Robert Rudnicki, associate professor of English, and Robert C. Snyder, Endowed Professor in English, were invited to speak at the second annual Pebble Hill Books Symposium honoring Lewis Nordan, a notable southern writer, Jan. 23 at Auburn University.

“I was contacted a few months ago and asked if I could participate in this invitation only event,” Rudnicki said.

Barbara Baker, editor of Pebble Hill Books, said Rudnicki was invited to help the Caroline Marshal Draughon Center for the Arts and Humanities in the College of Liberal Arts at Auburn University honored Nordan.

Rudnicki’s selection to speak in honor of Nordan because of his previous works covering the life of the famed writer.

Rudnicki’s literary pieces on Nordan are not only special because of the quality, but also because of their significance.

“Robert Rudnicki was selected because of his wonderful writing about Lewis Nordan,” said Baker. “To date, there is not a lot of published critical examination of Nordan’s work [therefore] Rudnicki is a bit of a pioneer in this area.”

Rudnicki said Nordan is a great writer that many southerners can relate to.

According to Auburn University’s Web site, Nordan graduated from Auburn in 1973 and worked as a writer-in-residence for the University of Pittsburgh until he retired in 2005.
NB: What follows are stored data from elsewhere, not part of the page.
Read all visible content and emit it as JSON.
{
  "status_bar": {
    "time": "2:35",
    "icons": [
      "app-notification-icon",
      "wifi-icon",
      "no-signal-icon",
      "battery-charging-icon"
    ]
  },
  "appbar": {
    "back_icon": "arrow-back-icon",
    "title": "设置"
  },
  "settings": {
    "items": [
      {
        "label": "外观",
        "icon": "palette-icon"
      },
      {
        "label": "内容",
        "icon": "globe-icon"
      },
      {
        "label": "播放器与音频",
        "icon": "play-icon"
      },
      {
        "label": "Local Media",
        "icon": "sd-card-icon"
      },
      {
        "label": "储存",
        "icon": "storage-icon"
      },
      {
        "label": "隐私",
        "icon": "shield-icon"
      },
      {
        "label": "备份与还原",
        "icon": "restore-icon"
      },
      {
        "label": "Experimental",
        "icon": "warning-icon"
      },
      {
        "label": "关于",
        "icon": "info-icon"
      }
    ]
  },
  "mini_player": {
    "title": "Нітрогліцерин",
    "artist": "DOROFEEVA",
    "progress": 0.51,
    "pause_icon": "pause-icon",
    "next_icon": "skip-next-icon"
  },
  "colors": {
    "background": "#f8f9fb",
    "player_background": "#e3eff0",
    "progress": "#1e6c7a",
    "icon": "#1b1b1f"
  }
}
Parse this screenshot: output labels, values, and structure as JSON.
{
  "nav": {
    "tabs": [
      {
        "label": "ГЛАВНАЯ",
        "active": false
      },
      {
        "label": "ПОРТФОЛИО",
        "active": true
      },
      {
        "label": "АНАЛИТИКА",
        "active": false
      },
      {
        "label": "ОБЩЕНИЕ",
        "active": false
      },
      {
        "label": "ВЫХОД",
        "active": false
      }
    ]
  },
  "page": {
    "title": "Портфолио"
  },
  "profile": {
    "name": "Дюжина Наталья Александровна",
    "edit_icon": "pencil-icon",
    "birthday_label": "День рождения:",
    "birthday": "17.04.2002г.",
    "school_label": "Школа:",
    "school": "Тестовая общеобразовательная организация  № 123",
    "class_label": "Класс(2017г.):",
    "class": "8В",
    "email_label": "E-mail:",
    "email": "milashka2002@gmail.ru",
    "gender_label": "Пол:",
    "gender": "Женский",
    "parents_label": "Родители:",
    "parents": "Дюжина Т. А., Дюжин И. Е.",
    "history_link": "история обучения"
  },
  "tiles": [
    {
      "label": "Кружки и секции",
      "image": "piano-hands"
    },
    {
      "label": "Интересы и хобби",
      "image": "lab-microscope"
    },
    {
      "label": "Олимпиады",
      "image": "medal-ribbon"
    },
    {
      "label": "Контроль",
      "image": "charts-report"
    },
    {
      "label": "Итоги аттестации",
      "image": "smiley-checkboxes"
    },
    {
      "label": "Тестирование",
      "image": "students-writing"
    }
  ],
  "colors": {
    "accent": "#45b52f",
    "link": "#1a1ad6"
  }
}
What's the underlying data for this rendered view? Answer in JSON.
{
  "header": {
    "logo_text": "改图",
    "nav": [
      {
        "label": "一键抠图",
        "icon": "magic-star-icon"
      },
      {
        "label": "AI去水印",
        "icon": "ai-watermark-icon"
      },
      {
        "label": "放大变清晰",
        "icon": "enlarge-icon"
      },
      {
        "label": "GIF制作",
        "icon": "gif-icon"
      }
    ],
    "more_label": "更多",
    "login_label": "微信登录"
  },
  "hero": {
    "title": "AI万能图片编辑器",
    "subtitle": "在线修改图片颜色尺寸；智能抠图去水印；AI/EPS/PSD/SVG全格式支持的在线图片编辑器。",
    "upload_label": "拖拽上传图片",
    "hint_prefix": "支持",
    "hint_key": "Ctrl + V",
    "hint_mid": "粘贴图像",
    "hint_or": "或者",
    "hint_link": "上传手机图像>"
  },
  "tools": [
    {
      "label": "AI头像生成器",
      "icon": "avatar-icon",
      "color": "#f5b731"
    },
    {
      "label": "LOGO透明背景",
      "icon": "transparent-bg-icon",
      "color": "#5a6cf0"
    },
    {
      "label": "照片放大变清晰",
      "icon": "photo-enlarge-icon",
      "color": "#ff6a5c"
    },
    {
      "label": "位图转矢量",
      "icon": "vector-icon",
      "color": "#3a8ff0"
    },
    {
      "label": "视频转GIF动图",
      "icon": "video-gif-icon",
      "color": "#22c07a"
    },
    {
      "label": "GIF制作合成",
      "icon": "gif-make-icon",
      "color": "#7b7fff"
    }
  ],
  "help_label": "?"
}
The Web site also stated Nordan’s Music of the Swamp collection is the most popular of his works.

The collection garnered Nordan the prestigious Porter Fund Prize.

In Music of the Swamp, Nordan developed his signature gift of transforming memories from his southern upbringing into thrilling tales of transcendence and hope.

Rudnicki said the symposium included Nordan along with other creative writers and scholars celebrating Nordan’s works.

He said admirers from all over the world attended the full day event.

“Nordan is admired internationally,” Rudnicki said. “It was wonderful to see scholars as well as established novelists make their way from universities in Miami, Chapel Hill, Ohio, Spain and the Czech Republic to celebrate Lewis Nordan’s life and writing.”

“Nordan’s achievements remind us that the South, and in particular the byways and small towns of Louisiana and Mississippi, continues to be a wellspring for creative writers and other artists,” he said.

Rudnicki said toward the evening Nordan gave his keynote address that surprisingly included a taste of Nordan’s upcoming novel.